In scala ... not so much. First I discover that ADT (meaning Algebraic Data Types not Abstract Data Types) is a better alternative then the use of Enumeration (reasons for which are still not clear to me), and it works better with Java libraries (ironically, and I have no idea why.)

Next I discover the various formats of ADT, and as a beginner grasping all the concepts simultaneously is strenuous.

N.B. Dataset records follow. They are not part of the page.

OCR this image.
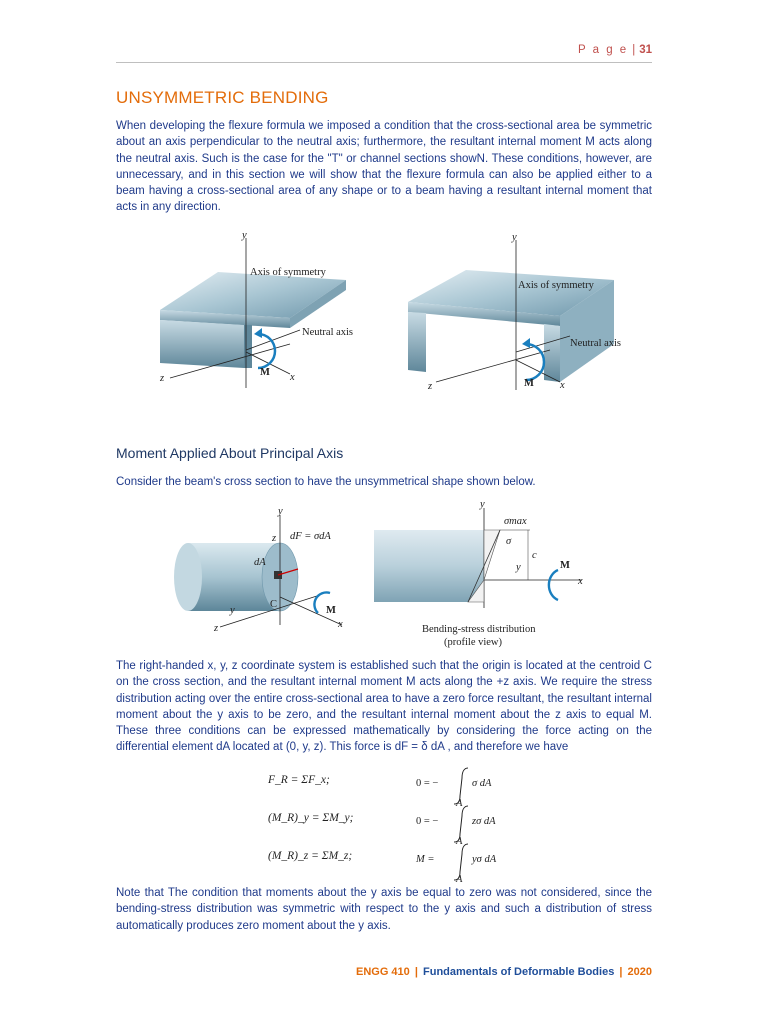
P a g e | 31
UNSYMMETRIC BENDING

When developing the flexure formula we imposed a condition that the cross-sectional area be symmetric about an axis perpendicular to the neutral axis; furthermore, the resultant internal moment M acts along the neutral axis. Such is the case for the "T" or channel sections showN. These conditions, however, are unnecessary, and in this section we will show that the flexure formula can also be applied either to a beam having a cross-sectional area of any shape or to a beam having a resultant internal moment that acts in any direction.

y
Axis of symmetry
Neutral axis
M x
z
y
Axis of symmetry
Neutral axis
M x
z
Moment Applied About Principal Axis

Consider the beam's cross section to have the unsymmetrical shape shown below.

y
z dF = σdA
dA
C
M
x
z
y
y
σmax
σ
c
y	M
x
Bending-stress distribution
(profile view)

The right-handed x, y, z coordinate system is established such that the origin is located at the centroid C on the cross section, and the resultant internal moment M acts along the +z axis. We require the stress distribution acting over the entire cross-sectional area to have a zero force resultant, the resultant internal moment about the y axis to be zero, and the resultant internal moment about the z axis to equal M. These three conditions can be expressed mathematically by considering the force acting on the differential element dA located at (0, y, z). This force is dF = δ dA , and therefore we have

F_R = ΣF_x;	0 = −
A
σ dA
(M_R)_y = ΣM_y;	0 = −
A
zσ dA
(M_R)_z = ΣM_z;	M =
A
yσ dA

Note that The condition that moments about the y axis be equal to zero was not considered, since the bending-stress distribution was symmetric with respect to the y axis and such a distribution of stress automatically produces zero moment about the y axis.

ENGG 410 | Fundamentals of Deformable Bodies | 2020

I have managed to figure out that the companion Objects are similar to javascript in the sense that it is a single instantiation almost like a singleton and allows you to access the defined functions in a static context.


Now back to the problem

I've written what I thought was a good idea, but the code looks cumbersome, verbose, and I can't figure out some use cases, and It appears from all my JS plugin writing I'm a bit of a namespacing nut that does well for logical separation but not conciseness in scala.

class ConfigManager {
  object Formats{
    case class Format(f: String){
      val format = f.toUpperCase()
    }
    case object Yaml extends Format("YAML")
    case object Xml  extends Format("XML")
    case object Json extends Format("JSON")
  }

  object Extensions {
    case class Extension(e: String) {
      val extension = e.toUpperCase()
    }
    case object Yaml extends Extension("YAML")
    case object Yml  extends Extension("YML")
    case object Xml  extends Extension("XML")
    case object Json extends Extension("JSON")
  }


  object Config {
    private sealed trait ConfigFormats {
      def f: Formats.Format
      def e : Extensions.Extension
    }
    case class ConfigFormat(f: Formats.Format, e: Extensions.Extension) 
            extends ConfigFormats (f, e)

    case object Yaml1 extends ConfigFormat(Formats.Yaml, Extensions.Yaml)
    case object Yaml2 extends ConfigFormat(Formats.Yaml, Extensions.Yml)
    case object Xml   extends ConfigFormat(Formats.Xml, Extensions.Xml)
    case object Json  extends ConfigFormat(Formats.Json, Extensions.Json)
  }

  //this looks nice, and useful, is concise and does what I want
  def readConfig(c: Config.ConfigFormat){
    c.f match {
      case Formats.Yaml => readConfigYaml()
      case Formats.Json => readConfigJson()
      case Formats.Xml  => readConfigXml()
      case _ => throw new Exception("Invalid Config format")
    }
  }

  //and this is where I lose the plot
  def setFormat(extension: String){
    val configFormat = new Extensions.Extension(discoveredFormat) match {
      case Config.????? => ????
    }
  }
}

So the obvious question is how bad exactly is my implementation, and what should I have done, and why? (I'm most concerned about the "Why")

Was it helpful?

Solution

Scala Enums are fine, you could define Formats and Extensions like this:

object Formats extends Enumeration {
  type Eny = Value
  val YAML, XML, JSON = Value
}
object Extensions extends Enumeration {
  type Eny = Value
  val YAML, YML, XML, JSON = Value
}

And if you want to a map, just use a map:

val configFormats: Map[Extensions.Value, Formats.Value] = Map(
  Extensions.YAML -> Formats.YAML,
  Extensions.YML  -> Formats.YAML,
  Extensions.XML  -> Formats.XML,
  Extensions.JSON -> Formats.JSON)

Then I'm not really sure of what your methods are supposed to do, but it looks like your setFormat could start like this:

def setFormat(extension: String): Unit = {
  val format: Formats.Value = configFormats(Extensions withName extension)
  ...
}

You see, just like Java :) If you describe better what you are trying to do we might be able to give you a more "idiomatic way".